Table 2. To evaluate the matching performance of the circuit of Figure 2, the same three batches of three white LEDs were tested again. Note that brand-to-brand matching is much improved, as seen by the 0.96mA standard deviation of the averages vs. 3.27mA from Table 1.
Note that the LDO in Figure 2 needs to be an externally adjustable type, such as the MAX8863, which has a 1.25V feedback threshold (VSET
). Also, the size and cost of adding a small SOT23 packaged LDO is partially offset because the LDO has a shutdown pin, making the N-channel FET of Figure 1 no longer required for on/off or PWM dimming control. The LDO provides other advantages, as well, such as LED short-circuit protection, a wider input supply voltage range, and PSRR in cases where the 5V supply is shared by other circuits. Furthermore, the Brand A LEDs no longer run "hot", reducing power dissipation stress concerns.
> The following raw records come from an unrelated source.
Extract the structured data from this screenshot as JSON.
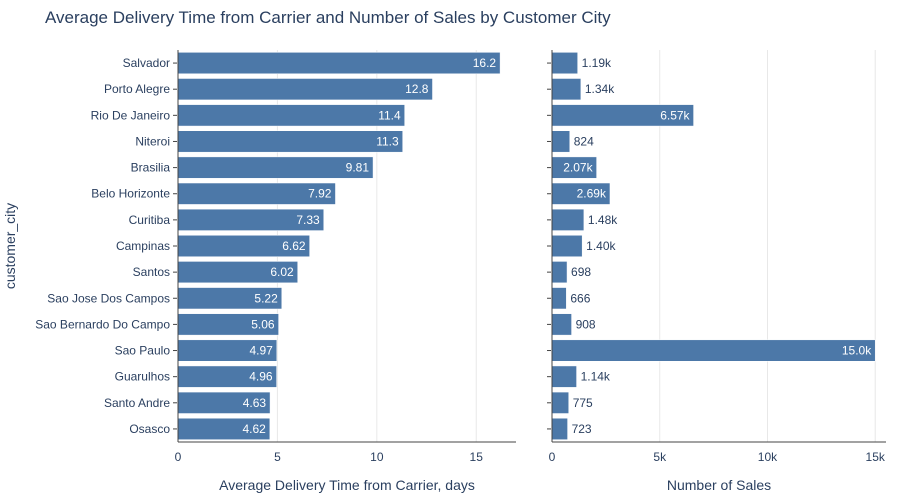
{
  "title": "Average Delivery Time from Carrier and Number of Sales by Customer City",
  "chart_data": [
    {
      "type": "bar",
      "orientation": "horizontal",
      "title": "",
      "xlabel": "Average Delivery Time from Carrier, days",
      "ylabel": "customer_city",
      "xlim": [
        0,
        17
      ],
      "xticks": [
        0,
        5,
        10,
        15
      ],
      "xtick_labels": [
        "0",
        "5",
        "10",
        "15"
      ],
      "grid": true,
      "bar_color": "#4c78a8",
      "categories": [
        "Salvador",
        "Porto Alegre",
        "Rio De Janeiro",
        "Niteroi",
        "Brasilia",
        "Belo Horizonte",
        "Curitiba",
        "Campinas",
        "Santos",
        "Sao Jose Dos Campos",
        "Sao Bernardo Do Campo",
        "Sao Paulo",
        "Guarulhos",
        "Santo Andre",
        "Osasco"
      ],
      "values": [
        16.2,
        12.8,
        11.4,
        11.3,
        9.81,
        7.92,
        7.33,
        6.62,
        6.02,
        5.22,
        5.06,
        4.97,
        4.96,
        4.63,
        4.62
      ],
      "value_labels": [
        "16.2",
        "12.8",
        "11.4",
        "11.3",
        "9.81",
        "7.92",
        "7.33",
        "6.62",
        "6.02",
        "5.22",
        "5.06",
        "4.97",
        "4.96",
        "4.63",
        "4.62"
      ]
    },
    {
      "type": "bar",
      "orientation": "horizontal",
      "title": "",
      "xlabel": "Number of Sales",
      "ylabel": "",
      "xlim": [
        0,
        15500
      ],
      "xticks": [
        0,
        5000,
        10000,
        15000
      ],
      "xtick_labels": [
        "0",
        "5k",
        "10k",
        "15k"
      ],
      "grid": true,
      "bar_color": "#4c78a8",
      "categories": [
        "Salvador",
        "Porto Alegre",
        "Rio De Janeiro",
        "Niteroi",
        "Brasilia",
        "Belo Horizonte",
        "Curitiba",
        "Campinas",
        "Santos",
        "Sao Jose Dos Campos",
        "Sao Bernardo Do Campo",
        "Sao Paulo",
        "Guarulhos",
        "Santo Andre",
        "Osasco"
      ],
      "values": [
        1190,
        1340,
        6570,
        824,
        2070,
        2690,
        1480,
        1400,
        698,
        666,
        908,
        15000,
        1140,
        775,
        723
      ],
      "value_labels": [
        "1.19k",
        "1.34k",
        "6.57k",
        "824",
        "2.07k",
        "2.69k",
        "1.48k",
        "1.40k",
        "698",
        "666",
        "908",
        "15.0k",
        "1.14k",
        "775",
        "723"
      ]
    }
  ]
}
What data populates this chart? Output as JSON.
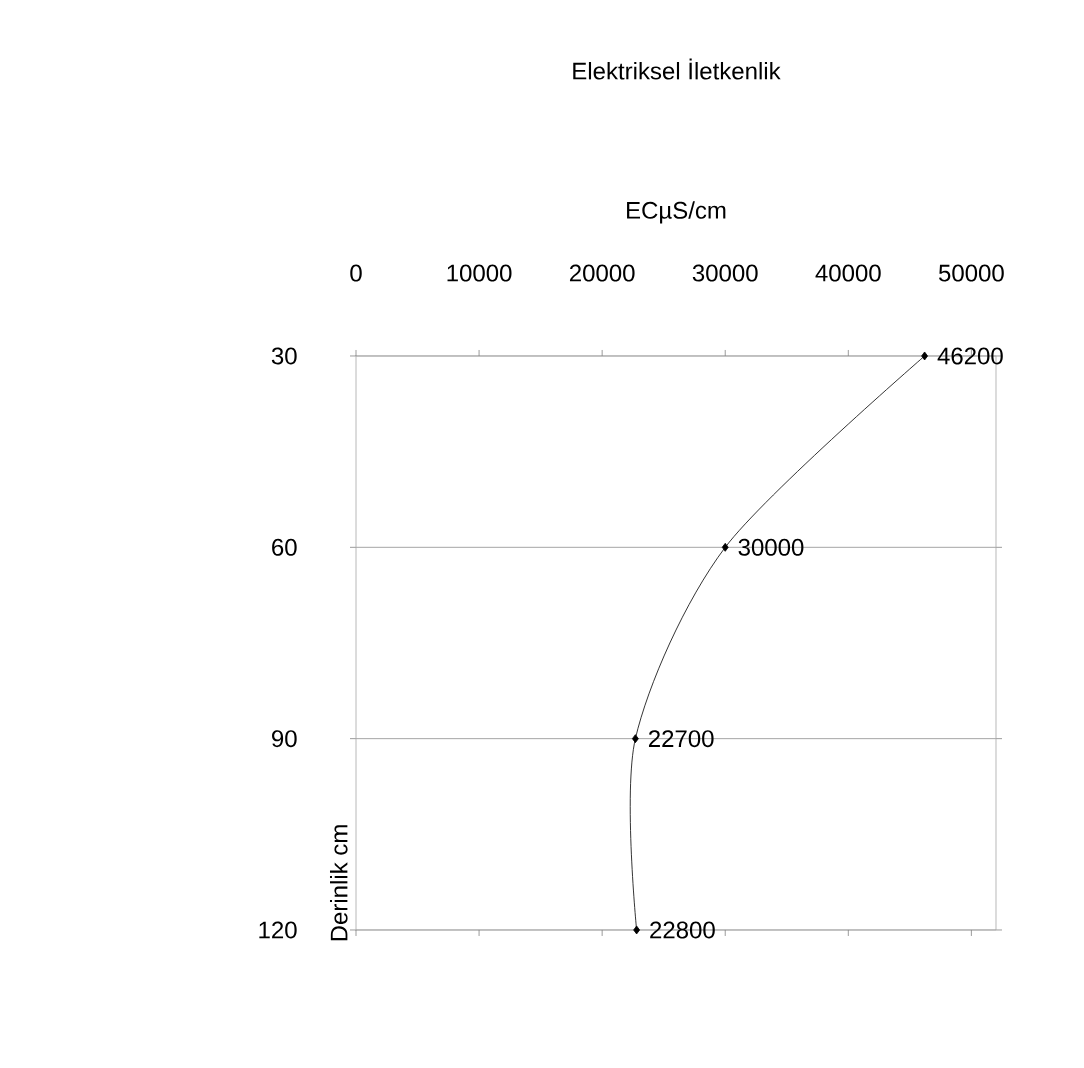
{
  "chart_data": {
    "type": "line",
    "orientation": "horizontal",
    "title": "Elektriksel İletkenlik",
    "xlabel": "ECµS/cm",
    "ylabel": "Derinlik cm",
    "categories": [
      "30",
      "60",
      "90",
      "120"
    ],
    "xlim": [
      0,
      52000
    ],
    "xticks": [
      0,
      10000,
      20000,
      30000,
      40000,
      50000
    ],
    "grid": "y",
    "marker": "diamond",
    "line_style": "solid",
    "data_labels": true,
    "series": [
      {
        "color": "#000000",
        "values": [
          46200,
          30000,
          22700,
          22800
        ]
      }
    ]
  }
}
shows how to modify Figure 2 for 15mA per LED, as required by most portable backlighting applications using surface mount white LEDs. The MAX8863 will support up to 8 LEDs at 15mA per LED. Because the forward voltage of the LEDs and the voltage across the ballast resistors will be less at 15mA, the minimum input voltage is also lower.
Figure 3. The MAX8863 LDO can drive from one to 8 white LEDs at 15mA per LED with good brightness matching despite LED lot-to-lot or brand-to-brand variations.
This article appeared in the November, 2002 issue of ECN magazine.